Roblox fait preuve d’un pragmatisme similaire dans son approche de l’IA. Par exemple, en février dernier, elle a commencé à utiliser un grand modèle de langage (LLM) pour la traduction en temps réel des conversations entre joueurs qui s’expriment dans l’une des 16 langues couvertes par le système. L’entreprise a également élaboré des outils d’assistance au codage pour les concepteurs de jeux, outils qui les aident à concevoir des personnages et des objets virtuels.
Ces apports améliorent les expériences que les concepteurs peuvent offrir sur Roblox, ce qui incite les joueurs à passer plus de temps et à dépenser davantage sur la plateforme. L’entreprise a sciemment évité d’utiliser les modèles d’IA plus puissants, car le traitement de chaque requête aurait eu un coût prohibitif. Elle leur a préféré des alternatives «open source» plus économiques, exprimant la conviction de David Baszucki que l’avantage compétitif de Roblox réside dans l’abondance des données propriétaires auxquelles la plateforme peut appliquer ces modèles.
Spotify et les artistes artificiels
Daniel Ek, le fondateur de Spotify, est un autre exemple de dirigeant technophile. Séduit par ChatGPT dès le début, il a été l’un des premiers à prendre une licence pour cet agent conversationnel afin d’alimenter sa fonctionnalité AI DJ qui divertit les abonnés entre deux morceaux de musique.
L’IA générative pourrait déboucher sur une explosion de contenu sur la plateforme musicale. Elle facilitera le remixage et la création de chansons et il est possible que la fabrication d’artistes artificiels devienne monnaie courante.

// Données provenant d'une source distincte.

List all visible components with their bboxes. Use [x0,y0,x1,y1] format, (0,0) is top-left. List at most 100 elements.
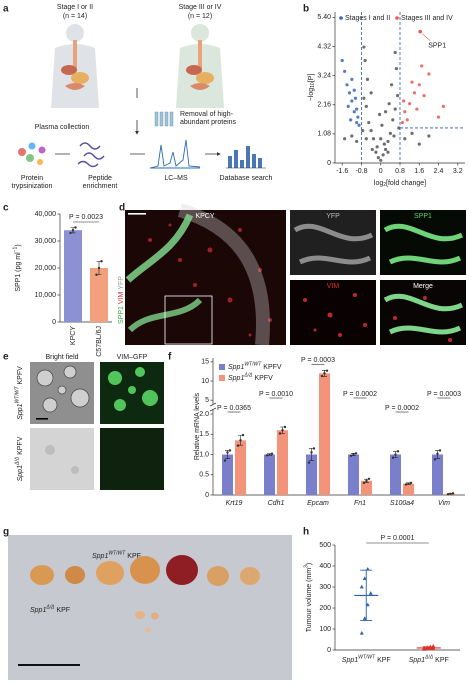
replicate-point [352,453,355,456]
row-label: Spp1WT/WTKPFV [15,366,24,420]
point [383,110,388,114]
replicate-point [97,266,101,270]
step-label: enrichment [83,183,118,190]
photo-label: Spp1Δ/Δ KPF [30,605,70,614]
x-tick-label: 1.6 [414,168,424,175]
legend-swatch [219,364,225,370]
p-value: P = 0.0001 [381,535,415,542]
panel-label: h [303,527,309,538]
point [352,110,356,114]
point [395,93,400,98]
panel-label: a [3,4,9,15]
y-axis-label: Relative mRNA levels [194,392,201,460]
replicate-point [265,454,269,457]
row-label: Spp1Δ/ΔKPFV [15,436,24,481]
x-tick-label: Spp1Δ/Δ KPF [409,655,449,664]
tile-label: SPP1 [414,213,432,220]
x-tick-label: Vim [438,500,450,507]
y-tick-label: 200 [319,605,331,612]
bar [403,483,414,495]
image-label: KPCY [195,213,214,220]
point [350,77,354,82]
photo-label: Spp1WT/WT KPF [92,551,141,560]
point [353,96,358,100]
replicate-point [223,459,227,462]
gene-name: Spp1 [409,657,425,664]
point [355,120,359,125]
y-tick-label: 4.32 [317,43,331,50]
replicate-point [436,452,439,455]
p-value: P = 0.0365 [217,405,251,412]
p-value: P = 0.0002 [343,391,377,398]
bar [222,454,233,495]
p-value: P = 0.0003 [427,391,461,398]
gene-name: Spp1 [228,375,244,382]
x-tick-label: 2.4 [434,168,444,175]
replicate-point [394,453,397,456]
replicate-point [71,229,75,232]
x-tick-label: Cdh1 [268,500,285,507]
point [422,93,426,98]
replicate-point [349,454,353,457]
highlight-point [418,29,423,34]
y-tick-label: 500 [319,542,331,549]
replicate-point [433,458,437,461]
replicate-point [325,369,329,372]
point [417,83,421,87]
point [427,72,431,76]
y-tick-label: 0 [205,492,209,499]
replicate-point [323,372,326,375]
panel-label: g [3,527,9,538]
stain-legend: SPP1 VIMYFP [118,276,125,324]
y-tick-label: 5 [205,397,209,404]
point [427,134,431,138]
point [377,112,382,117]
point [362,616,367,620]
step-label: Plasma collection [35,124,90,131]
gene-name: Spp1 [92,553,108,560]
bar [306,454,317,495]
point [347,91,352,95]
y-tick-label: 100 [319,626,331,633]
point [356,115,360,119]
label-main: log [374,180,383,187]
strain-name: KPFV [17,366,24,385]
point [365,602,370,607]
label-main: Relative mRNA levels [194,392,201,460]
y-tick-label: 5.40 [317,14,331,21]
group-label: Stage III or IV [179,4,222,11]
replicate-point [226,451,229,454]
step-label: Peptide [88,175,112,182]
point [412,91,417,95]
workflow-illustration [18,24,266,169]
legend-label: Stages III and IV [401,15,453,22]
legend-swatch [395,16,399,20]
point [362,576,367,580]
point [386,139,390,144]
panel-label: f [168,352,172,363]
point [379,158,383,162]
group-n: (n = 12) [188,13,212,20]
point [343,137,347,141]
p-value: P = 0.0023 [69,214,103,221]
group-n: (n = 14) [63,13,87,20]
point [369,91,373,95]
strain-name: KPFV [254,375,273,382]
gene-name: Spp1 [342,657,358,664]
point [365,77,370,82]
tile-label: YFP [326,213,340,220]
y-tick-label: 0 [327,647,331,654]
label-sub: 10 [310,82,316,88]
replicate-point [100,260,103,263]
y-tick-label: 300 [319,584,331,591]
y-tick-label: 40,000 [35,211,57,218]
replicate-point [281,429,284,432]
x-tick-label: 0.8 [395,168,405,175]
point [386,150,390,154]
point [359,584,364,589]
point [408,102,412,106]
point [400,120,405,125]
genotype: Δ/Δ [45,605,55,611]
group-label: Stage I or II [57,4,93,11]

L’un des grands défis de Spotify a été d’arriver à un accord sur les montants versés aux maisons de disques et aux auteurs pour chaque chanson diffusée en streaming. Comment cette problématique évoluera-t-elle dans un univers de contenus générés par l’IA? Comment les algorithmes du service de diffusion intégreront-ils les différences de perception des abonnés vis-à-vis des contenus? Comment Spotify pourra-t-elle éviter d’être saturée par les artistes artificiels?
Toutes ces questions sont actuellement sans réponses. Néanmoins, dans un environnement qui évolue rapidement, il faut pouvoir compter sur une personne qui maîtrise parfaitement la technologie et qui est capable de souplesse dans sa prise de décision.
Les changements à venir se feront sur des années et notre avantage viendra de l’importance de nos interactions avec des dirigeants clairvoyants, capables de s’adapter et desquels nous pourrons apprendre. Travailler en partenariat avec ce type d’entrepreneurs est devenu primordial à l’ère de l’intelligence artificielle.